Nothing Has Changed (But I Know It Has)
How can I put into words
What my heart feels?
It’s the deepest thing
When somebody you love dies
– Ian Hunter, “Michael Picasso”
Sometimes I think the hardest part of death is just grasping the simple reality of it. One minute a person who fills a space in your heart is here, and the next they’re not.
In the song quoted above, the great Ian Hunter was writing about the death of his good friend and longtime collaborator Mick Ronson, who first gained fame as part of David Bowie’s “Spiders From Mars” band during the Ziggy Stardust years. “Michael Picasso” is the raw, devastating, note-perfect elegy that Hunter unveiled at the tribute concert that he and Bowie organized for Ronson in 1994.
It’s a song I’ve been familiar with for a long time, but which took my breath away when I heard it again this week. I’ve written many times about music as a healing force. The best songs have a way of teasing emotions out of the listener. You might not even realize a song is burrowing into your subconscious until one line that you maybe hadn’t paid much attention to before connects with a memory that’s meaningful to you and you feel the full weight and intensity of that moment again as if it just happened. The connection between this particular song and my present circumstances might seem obvious, but the effect is the same.
The verse quoted above is characteristic of the entire song. In the bridge Hunter sings, then nearly shouts, again and again, “Heal me.” Some might interpret this as him calling upon God or the universe to heal him, but I’ve always thought the truth was closer to home. He’s asking the song itself to heal him, and it’s a profound moment—the songwriter’s version of “physician, heal thyself”—but also a lesson. Art is good for many things, but the thing I sometimes think it does the best is to help us—both creator and audience—to process and come to grips with difficult emotions.
Near the end, Hunter casually throws in a line that is in fact the guts of the song: “It feels like nothing has changed / But I know it has.” The love he feels for his friend is still there, but the person is not. He desperately wants things to go back to the way they were, but knows they never will. Reconciling these hard realities is the essence of the grieving process.

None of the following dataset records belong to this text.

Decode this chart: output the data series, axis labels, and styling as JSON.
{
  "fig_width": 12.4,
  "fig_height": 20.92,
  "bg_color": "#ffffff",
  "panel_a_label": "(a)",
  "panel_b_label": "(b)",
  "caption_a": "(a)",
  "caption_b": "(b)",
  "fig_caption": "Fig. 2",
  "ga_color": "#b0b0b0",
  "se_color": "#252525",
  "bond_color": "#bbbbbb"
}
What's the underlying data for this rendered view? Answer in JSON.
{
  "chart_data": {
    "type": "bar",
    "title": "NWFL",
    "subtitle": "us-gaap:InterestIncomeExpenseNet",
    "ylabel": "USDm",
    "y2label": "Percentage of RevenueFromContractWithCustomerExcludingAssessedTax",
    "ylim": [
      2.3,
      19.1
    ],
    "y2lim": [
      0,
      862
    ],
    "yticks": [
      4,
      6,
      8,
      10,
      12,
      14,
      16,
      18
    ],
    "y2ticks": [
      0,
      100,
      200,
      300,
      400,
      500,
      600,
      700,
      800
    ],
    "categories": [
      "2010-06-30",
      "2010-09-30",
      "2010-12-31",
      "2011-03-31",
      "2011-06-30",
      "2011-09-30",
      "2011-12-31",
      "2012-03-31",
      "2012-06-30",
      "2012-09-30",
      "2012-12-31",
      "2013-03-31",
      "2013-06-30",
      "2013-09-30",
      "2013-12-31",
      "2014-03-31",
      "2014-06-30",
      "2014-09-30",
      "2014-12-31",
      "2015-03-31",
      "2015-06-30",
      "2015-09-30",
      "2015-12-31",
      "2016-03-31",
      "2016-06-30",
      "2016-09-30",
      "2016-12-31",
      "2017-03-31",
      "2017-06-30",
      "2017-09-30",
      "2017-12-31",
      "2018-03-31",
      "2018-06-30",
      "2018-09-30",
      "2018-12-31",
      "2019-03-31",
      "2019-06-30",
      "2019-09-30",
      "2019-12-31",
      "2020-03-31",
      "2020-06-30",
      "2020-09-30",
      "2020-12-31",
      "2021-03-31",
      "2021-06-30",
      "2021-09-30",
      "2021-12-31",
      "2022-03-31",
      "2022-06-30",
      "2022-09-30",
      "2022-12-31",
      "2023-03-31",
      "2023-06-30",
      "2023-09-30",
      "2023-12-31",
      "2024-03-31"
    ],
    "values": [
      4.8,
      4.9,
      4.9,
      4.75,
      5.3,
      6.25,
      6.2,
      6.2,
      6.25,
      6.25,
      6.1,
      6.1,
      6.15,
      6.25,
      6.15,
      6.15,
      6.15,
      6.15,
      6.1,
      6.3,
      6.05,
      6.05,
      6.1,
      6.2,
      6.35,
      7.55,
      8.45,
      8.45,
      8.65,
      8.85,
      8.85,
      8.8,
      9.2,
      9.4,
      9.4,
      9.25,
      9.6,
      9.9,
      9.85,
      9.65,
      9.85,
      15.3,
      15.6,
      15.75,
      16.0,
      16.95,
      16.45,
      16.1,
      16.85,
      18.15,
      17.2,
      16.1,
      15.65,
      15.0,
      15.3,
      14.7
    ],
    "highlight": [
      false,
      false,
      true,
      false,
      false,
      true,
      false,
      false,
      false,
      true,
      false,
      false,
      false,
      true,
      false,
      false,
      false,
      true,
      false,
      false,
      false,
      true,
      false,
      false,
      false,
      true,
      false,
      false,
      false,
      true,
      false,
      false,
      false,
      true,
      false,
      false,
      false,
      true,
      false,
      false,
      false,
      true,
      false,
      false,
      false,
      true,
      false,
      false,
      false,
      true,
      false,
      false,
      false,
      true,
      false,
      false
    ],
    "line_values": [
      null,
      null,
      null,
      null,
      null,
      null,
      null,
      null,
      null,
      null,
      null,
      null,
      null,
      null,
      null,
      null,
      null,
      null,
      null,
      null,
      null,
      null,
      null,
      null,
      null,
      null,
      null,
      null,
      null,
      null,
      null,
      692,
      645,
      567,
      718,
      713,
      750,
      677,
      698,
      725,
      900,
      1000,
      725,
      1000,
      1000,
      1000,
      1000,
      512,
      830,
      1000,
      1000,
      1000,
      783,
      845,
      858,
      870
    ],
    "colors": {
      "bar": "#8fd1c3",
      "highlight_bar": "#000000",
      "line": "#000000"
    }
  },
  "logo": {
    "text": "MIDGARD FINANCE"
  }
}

There’s an equally important lesson in the little coda Hunter adds to the main lyric every time he performs the song live—which he still does nearly every time he plays a show, 25 years later:
To know, know, know him
Was to love, love, love him
And we did, and we did
We still do
The body may die, but love survives. We will move on from grieving, in time; we must. But moving on isn’t an ending—it’s another new beginning.